I'm trying to understand the paper Fast principal component analysis using fixed-point algorithm by Alok Sharma and Kuldip K. Paliwal (1151–1155), and especially what is said about $\Sigma_x$, the covariance of x.
But before being specific, let me summarize how I understand the algorithm.
The PCA finds a linear transformation matrix $\varphi$ of size $d \times h$ which is meant to reduce a set of $n$ d-dimensional feature vectors $x$ ($x \in \mathbb{R}^d$) to a set of $n$ h-dimensional feature vectors $y$ ($y \in \mathbb{R}^h$), with $h < d$.

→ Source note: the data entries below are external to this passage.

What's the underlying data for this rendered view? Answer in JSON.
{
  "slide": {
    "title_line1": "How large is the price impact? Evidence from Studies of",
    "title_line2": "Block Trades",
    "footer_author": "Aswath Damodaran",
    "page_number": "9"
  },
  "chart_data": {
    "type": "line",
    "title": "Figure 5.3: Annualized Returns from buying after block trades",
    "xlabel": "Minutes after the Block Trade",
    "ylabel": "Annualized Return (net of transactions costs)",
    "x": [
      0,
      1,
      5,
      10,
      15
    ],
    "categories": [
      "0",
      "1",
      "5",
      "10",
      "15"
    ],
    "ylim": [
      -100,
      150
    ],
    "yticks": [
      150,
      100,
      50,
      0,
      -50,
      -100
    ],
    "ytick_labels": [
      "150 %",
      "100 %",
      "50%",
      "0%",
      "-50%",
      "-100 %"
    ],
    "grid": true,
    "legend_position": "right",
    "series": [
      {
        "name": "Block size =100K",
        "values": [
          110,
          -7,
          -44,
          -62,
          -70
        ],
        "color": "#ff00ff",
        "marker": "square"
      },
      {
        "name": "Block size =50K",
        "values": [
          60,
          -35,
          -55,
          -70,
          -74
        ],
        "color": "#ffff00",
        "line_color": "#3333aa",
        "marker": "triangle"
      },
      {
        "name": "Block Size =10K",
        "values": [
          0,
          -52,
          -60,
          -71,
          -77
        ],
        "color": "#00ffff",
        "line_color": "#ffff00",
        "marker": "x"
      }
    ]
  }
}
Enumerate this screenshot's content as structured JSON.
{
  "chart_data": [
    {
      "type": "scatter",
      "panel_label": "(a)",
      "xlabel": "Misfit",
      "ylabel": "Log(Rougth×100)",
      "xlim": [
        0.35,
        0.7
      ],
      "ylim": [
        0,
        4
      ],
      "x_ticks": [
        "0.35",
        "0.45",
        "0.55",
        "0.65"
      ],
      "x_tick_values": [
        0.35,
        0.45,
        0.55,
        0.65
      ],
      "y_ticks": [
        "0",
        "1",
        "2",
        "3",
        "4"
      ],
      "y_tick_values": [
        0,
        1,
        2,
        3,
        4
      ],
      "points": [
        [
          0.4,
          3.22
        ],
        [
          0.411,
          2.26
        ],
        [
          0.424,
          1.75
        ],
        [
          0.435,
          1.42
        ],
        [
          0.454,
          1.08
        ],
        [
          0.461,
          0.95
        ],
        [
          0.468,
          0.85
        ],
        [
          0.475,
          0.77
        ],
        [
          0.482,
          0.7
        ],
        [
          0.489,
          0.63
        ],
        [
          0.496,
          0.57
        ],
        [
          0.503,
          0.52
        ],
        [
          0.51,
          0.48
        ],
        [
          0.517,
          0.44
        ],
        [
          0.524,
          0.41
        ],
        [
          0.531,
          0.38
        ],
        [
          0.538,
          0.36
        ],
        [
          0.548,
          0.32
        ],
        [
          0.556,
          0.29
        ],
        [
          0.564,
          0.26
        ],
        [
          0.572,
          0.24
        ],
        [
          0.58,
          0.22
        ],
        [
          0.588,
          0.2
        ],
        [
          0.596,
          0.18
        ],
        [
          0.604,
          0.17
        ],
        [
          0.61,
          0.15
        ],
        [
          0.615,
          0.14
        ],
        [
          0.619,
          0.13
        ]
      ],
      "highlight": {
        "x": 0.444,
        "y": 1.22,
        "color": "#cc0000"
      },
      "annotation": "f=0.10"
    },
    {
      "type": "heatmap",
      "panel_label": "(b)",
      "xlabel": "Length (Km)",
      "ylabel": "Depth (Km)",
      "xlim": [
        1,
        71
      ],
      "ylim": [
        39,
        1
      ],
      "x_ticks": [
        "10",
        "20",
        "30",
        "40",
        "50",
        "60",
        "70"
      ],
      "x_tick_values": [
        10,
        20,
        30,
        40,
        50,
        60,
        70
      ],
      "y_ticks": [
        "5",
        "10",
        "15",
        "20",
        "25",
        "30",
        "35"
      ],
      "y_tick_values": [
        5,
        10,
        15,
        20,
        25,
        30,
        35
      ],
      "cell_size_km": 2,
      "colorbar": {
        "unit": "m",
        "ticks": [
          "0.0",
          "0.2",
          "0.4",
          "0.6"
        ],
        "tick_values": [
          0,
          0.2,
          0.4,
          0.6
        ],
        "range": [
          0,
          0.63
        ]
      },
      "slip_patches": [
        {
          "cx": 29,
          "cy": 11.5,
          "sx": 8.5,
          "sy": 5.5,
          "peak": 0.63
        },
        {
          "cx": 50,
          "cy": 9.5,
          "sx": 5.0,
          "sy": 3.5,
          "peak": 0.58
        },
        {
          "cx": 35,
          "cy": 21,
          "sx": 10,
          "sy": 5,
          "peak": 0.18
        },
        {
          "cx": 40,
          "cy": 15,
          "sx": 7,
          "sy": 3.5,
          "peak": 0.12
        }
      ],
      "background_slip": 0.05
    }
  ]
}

So given one feature vector $x$, we have $\varphi x \rightarrow y$, or:
$\pmatrix{ a_{1,1} & a_{1,2} & \cdots & a_{1,h} \\ a_{2,1} & a_{2,2} & \cdots & a_{2,h} \\ \vdots & \vdots & \ddots & \vdots \\ a_{d,1} & a_{d,2} & \cdots & a_{d,h} }\pmatrix{ x_{1} \\ x_{2} \\ \vdots \\ x_{d} } \rightarrow \pmatrix{ y_{1} \\ y_{2} \\ \vdots \\ y_{h} }$
And we want to define the matrix $\varphi$.
Let me quote the algorithm (Table 1):
- Choose $h$, the number of principal axes or eigenvectors required to estimate. Compute covariance $\Sigma_x$ and set $p \leftarrow 1$
- Initialize eigenvector $\varphi_p$ of size $d \times 1$ e.g. randomly
- Update $\varphi_p$ as $\varphi_p \leftarrow \Sigma_x \varphi_p$
- Do the Gram-Schmidt orthogonalization process [...]

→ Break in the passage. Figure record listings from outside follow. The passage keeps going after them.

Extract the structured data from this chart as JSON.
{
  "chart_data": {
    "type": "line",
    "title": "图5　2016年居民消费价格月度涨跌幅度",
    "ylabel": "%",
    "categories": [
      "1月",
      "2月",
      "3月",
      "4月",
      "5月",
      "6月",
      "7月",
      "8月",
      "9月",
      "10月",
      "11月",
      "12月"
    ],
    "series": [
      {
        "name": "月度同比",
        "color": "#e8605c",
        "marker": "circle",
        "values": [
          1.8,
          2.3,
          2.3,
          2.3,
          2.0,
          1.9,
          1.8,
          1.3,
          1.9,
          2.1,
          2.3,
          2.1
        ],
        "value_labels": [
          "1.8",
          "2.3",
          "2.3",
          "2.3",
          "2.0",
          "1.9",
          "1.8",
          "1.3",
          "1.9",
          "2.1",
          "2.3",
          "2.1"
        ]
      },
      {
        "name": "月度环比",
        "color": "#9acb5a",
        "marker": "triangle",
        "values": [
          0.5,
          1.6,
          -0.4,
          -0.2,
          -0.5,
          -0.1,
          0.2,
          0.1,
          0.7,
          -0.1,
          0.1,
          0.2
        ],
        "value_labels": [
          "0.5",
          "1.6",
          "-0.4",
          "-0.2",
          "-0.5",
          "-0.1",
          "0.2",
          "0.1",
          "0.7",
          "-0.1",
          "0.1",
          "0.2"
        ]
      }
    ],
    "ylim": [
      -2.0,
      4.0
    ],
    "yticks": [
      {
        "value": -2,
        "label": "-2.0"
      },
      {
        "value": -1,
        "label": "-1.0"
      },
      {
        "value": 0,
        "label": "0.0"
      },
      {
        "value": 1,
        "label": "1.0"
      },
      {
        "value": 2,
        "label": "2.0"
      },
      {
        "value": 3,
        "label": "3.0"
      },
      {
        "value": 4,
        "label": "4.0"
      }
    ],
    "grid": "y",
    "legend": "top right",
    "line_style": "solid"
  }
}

- Normalize $\varphi_p$ by dividing it by its norm: $\varphi_p \leftarrow \varphi_p/||\varphi_p||$
- If $\varphi_p$ has not converged, go back to step 3
- Increment counter $p \leftarrow p + 1$ and go to step 2 until $p$ equals $h$
So basically, the orthogonalization process and the normalization are pretty straightforward and simple to implement, same for the convergence. Unfortunately, I'm having hard time trying to figure out the first steps:
How am I supposed to compute the covariance $\Sigma_x$ given that $x$ is one of the feature vector of the input? (BTW, is the described algorithm actually only explaining the definition of $\Sigma$ for one single features vector of the $n$ input vectors?)
I was unable to understand how to apply the definition of the covariance matrix to that case; is it possible to have a simple example of what it takes in input, and what gets out?
Now suppose I am able to compute the covariance $\Sigma_x$, what does step 2 and 3 means? $\varphi_p$ is supposed to be one column of the $d \times h$ matrix $\varphi$, so what does the random initialization of $\varphi_p$ means and how to apply the transformation $\varphi_p \leftarrow \Sigma_x\varphi_p$ using the previously computed covariance?